陈知南向李重棺打了个手势。很显然, 他背了一路的包,并没有在这个幻境里出现。
该死。
陈知南的一下慌了, 脑内嗡嗡作响疼得厉害,这几日加班加点背的口诀道法,竟是半分也想不起来。
他看到那只狐狸向陆丹张开了嘴。
糟糕。
这时候,柯纪,作为一个折了腰的普通老鬼, 哪怕自知战斗力为零, 仍坚持着冲过去给了那东西几巴掌,回头喊道:“小孩儿!你还有什么法子!”
陈知南崩溃了, 没有了, 真没有了。
那东西还紧紧随在陆丹身后。
柯纪灵机一动,突然回头道:“小孩!凝……”
陈知南懂了。
于是眨眼间,几人又感觉自己被重重地摔在石板路面上。
柯纪飘飘忽忽起身一看, 道:“邱府。”
人没少,那老狐狸已经不见了。
陈知南嘘了一口气。
然而此时,在几人都看不到的地方。
红狐狸寻不见陆丹,王大老爷几番也没找着人,便慢悠悠,慢悠悠地提着刀走回到自己的座位上。
他抬起头,不知道对着什么东西狞笑了一下。
于是时间再一次开始流动。
一句轻笑忽的从二楼传来:“这位爷。”
“好好说话,不要动手。”
“光天化日下意图行凶斗殴,总归是不大好。”
邱悯归身后站着位副官,稍稍笑了笑,跟道:“还有强抢民男。”
柯琬宁刚开始没认出人,一面茫然地望了望二楼雅间,随后瞪了伙计几眼,怪他怎么不把客人带走了去,这下是叫军爷看了笑话。伙计一脸无奈的摊摊手,摇了摇头。

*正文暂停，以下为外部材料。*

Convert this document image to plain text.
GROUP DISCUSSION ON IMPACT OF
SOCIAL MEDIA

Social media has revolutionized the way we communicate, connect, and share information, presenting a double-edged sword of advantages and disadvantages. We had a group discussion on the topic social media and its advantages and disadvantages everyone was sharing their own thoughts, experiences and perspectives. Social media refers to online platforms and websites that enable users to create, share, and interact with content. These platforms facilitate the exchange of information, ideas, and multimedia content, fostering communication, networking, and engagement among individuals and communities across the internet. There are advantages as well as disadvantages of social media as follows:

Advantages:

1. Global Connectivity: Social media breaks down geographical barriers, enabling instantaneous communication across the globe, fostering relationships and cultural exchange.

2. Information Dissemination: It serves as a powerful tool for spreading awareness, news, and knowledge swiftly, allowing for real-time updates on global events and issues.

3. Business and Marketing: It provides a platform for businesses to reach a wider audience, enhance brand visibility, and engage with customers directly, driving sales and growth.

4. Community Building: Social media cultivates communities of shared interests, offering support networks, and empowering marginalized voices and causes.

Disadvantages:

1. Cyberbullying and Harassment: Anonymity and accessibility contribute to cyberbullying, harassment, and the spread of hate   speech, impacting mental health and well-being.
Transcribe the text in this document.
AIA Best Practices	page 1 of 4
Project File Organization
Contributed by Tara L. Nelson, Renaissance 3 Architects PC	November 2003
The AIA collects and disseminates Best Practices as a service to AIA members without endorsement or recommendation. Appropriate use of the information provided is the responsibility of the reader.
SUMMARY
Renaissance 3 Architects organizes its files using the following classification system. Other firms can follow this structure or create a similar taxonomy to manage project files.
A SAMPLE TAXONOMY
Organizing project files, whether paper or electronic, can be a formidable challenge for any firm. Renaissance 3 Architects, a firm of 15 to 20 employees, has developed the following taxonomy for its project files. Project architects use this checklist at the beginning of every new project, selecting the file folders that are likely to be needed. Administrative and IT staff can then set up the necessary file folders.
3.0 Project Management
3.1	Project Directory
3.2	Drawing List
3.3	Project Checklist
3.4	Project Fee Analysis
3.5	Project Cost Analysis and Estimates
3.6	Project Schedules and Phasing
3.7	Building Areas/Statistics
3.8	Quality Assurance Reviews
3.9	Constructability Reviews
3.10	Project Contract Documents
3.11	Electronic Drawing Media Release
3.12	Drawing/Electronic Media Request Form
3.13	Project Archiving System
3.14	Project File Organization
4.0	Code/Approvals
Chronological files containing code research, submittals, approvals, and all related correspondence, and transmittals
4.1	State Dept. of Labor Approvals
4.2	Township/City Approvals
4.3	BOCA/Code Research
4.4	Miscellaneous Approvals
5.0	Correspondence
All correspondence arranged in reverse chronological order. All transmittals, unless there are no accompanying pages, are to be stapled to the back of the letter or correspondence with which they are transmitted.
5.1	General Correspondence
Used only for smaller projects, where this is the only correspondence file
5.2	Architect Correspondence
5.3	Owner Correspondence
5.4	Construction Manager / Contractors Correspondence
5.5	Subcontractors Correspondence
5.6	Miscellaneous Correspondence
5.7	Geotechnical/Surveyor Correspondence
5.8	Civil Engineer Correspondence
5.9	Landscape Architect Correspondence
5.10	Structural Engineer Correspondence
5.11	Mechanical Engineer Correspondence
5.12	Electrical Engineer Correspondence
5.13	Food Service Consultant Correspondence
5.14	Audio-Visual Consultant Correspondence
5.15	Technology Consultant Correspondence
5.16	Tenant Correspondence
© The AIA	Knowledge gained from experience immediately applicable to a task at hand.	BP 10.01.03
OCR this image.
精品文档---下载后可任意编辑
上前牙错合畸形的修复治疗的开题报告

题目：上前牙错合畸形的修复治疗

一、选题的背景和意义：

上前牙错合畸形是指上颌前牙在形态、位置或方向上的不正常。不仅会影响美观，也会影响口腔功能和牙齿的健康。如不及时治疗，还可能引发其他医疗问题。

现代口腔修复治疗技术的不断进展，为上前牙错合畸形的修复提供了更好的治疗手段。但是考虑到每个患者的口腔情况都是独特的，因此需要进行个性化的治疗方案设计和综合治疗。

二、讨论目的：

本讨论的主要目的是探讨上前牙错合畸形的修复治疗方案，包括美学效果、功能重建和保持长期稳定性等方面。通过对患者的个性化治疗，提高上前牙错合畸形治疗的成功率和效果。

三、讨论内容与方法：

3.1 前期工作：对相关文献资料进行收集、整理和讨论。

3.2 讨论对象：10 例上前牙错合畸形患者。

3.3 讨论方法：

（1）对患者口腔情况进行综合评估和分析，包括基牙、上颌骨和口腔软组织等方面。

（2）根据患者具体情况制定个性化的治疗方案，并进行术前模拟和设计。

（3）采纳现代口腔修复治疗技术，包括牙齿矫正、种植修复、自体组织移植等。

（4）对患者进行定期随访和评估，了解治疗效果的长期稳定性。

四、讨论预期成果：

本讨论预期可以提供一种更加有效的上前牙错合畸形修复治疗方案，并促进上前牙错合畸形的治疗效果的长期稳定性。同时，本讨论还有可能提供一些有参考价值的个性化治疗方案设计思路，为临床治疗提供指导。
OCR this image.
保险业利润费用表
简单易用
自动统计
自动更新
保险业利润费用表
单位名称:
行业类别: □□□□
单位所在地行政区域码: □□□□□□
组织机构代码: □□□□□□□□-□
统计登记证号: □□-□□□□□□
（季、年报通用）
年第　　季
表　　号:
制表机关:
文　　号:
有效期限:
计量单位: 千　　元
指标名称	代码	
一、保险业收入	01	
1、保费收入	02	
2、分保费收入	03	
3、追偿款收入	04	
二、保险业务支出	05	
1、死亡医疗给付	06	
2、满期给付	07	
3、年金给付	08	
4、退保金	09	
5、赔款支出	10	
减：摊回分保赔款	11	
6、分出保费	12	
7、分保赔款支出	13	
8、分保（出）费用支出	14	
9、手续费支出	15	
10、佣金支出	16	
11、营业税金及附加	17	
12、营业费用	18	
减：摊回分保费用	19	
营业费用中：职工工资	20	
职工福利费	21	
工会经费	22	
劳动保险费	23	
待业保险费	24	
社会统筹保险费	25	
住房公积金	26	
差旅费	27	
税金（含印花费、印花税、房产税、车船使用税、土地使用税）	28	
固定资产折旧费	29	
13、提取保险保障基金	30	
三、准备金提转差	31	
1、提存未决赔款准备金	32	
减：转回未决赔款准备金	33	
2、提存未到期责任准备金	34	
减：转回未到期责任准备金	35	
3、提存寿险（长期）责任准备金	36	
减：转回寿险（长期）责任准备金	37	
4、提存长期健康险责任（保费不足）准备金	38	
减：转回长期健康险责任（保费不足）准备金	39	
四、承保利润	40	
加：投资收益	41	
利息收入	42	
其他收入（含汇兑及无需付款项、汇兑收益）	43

“唧唧歪歪地说什么狗/屁话!”王大老爷先翻了个白眼,然后色眯眯地看着柯纪,“不就一个戏子,跟男/妓有什么分别……”
“看看这身段,滋味一定不错……”
柯纪色变,和副官异口同声地吼道:“嘴巴皮子放干净点!”
“婊/子立什么牌坊呢。”红狐狸跟道。
柯纪难以置信地看了眼红狐狸,斥道:“你是他什么人?”
红狐狸笑了笑,说,这是我男人。
“小姑娘家家的如此不知廉耻,替自己男人操/办这种事情,”柯纪难以置信道,“成什么体统!”
红狐狸不置可否地娇笑起来。
“堂会,”王大老爷亮了亮手里的刀,道,“唱不唱?”
柯纪扬声道:“不唱!”
王大老爷掂了掂左手那把刀,顺着刀柄上那铁环儿一转,当得一声,那刀便飞了出去,噌地飞向了柯琬宁,插/进了柯琬宁脚前三公分的地板上。
柯琬宁吓得退了两步。
“唱不唱?”王大老爷又问了一句。
柯琬宁年纪大了,柯纪稍稍向前,把人护在了后面。
邱悯归坐在二楼的雅座,看着这一切,皱了皱眉。
他向来没有看戏听曲儿的习惯,这次若不是妹妹邱衍早早地订了位子,又恰好有事不能来,那丫头一脸郁结地同自己说不能浪费了出好戏,他才不会拖着副官来听这劳什子什么戏。
唱的什么来着,一半没听懂,一半听完了就忘了。
独独台上的人儿生得的确是标致,性子倒也算是烈的。
他不是不知道现在这些权贵捧戏子捧到床上这些事,但像台下这般的,的确是……
恶心的很。
王大老爷又亮了亮手里的刀。
“柯老板,唱堂会么?”
柯纪气急,又对这人无可奈何,瞪着眼睛斥道:“我去给你死/妈唱白女驸马!”
邱悯归听到身旁站着的副官在憋笑。
“笑吧,我也想笑。”他回过头,轻声对副官道。
副官自然不会真的笑出声来,二人相对着挤眉弄眼一番,就见着邱悯归使了使眼色。
这时候,王大老爷另一把小刀刚刚扬起。
只听见砰的一声枪响。
副官嗅着淡淡的一股火/药味儿,对着楼下挥了挥手上的枪,颇阴险地笑了笑。
当然不是对着人打的,那声枪响过后,王大老爷手里的刀唰得被打掉在地上。
王大老爷捂着被震疼的手,目瞪口呆地看着二楼雅间。
邱悯归站起来,做作地拍了拍手,笑道:“这位先生若真是想听柯老板的堂会,不如改日再约。”
“柯老板这个月的堂会,我邱某人上月已经包了。”
柯琬宁回过头,一脸呆滞地瞪着柯纪。
柯纪:“…… ……”
“对吗?柯老板。”邱悯归人畜无害地笑了笑。
柯纪心想着横竖这番也不能善了了,只得硬着头皮揖首应了:“……的确如此。”
“成。”邱悯归拍了拍副官的肩,示意他跟上,便转身就走,:“那走吧,柯老板。”
柯纪:“…… ……”
他怎么觉得这波血亏了呢?
另一头,两人两鬼却是到了邱府。
“那老狐狸精讨厌的很!”陆丹气道,“把我衣服都给弄皱了!”
陆丹心疼地拽拽衣角,又拍拍袖子,鼓鼓囊囊好半天,直到李重棺走过来拍了拍她的脑袋,撂下一句“回去再买”,才露了笑容出来。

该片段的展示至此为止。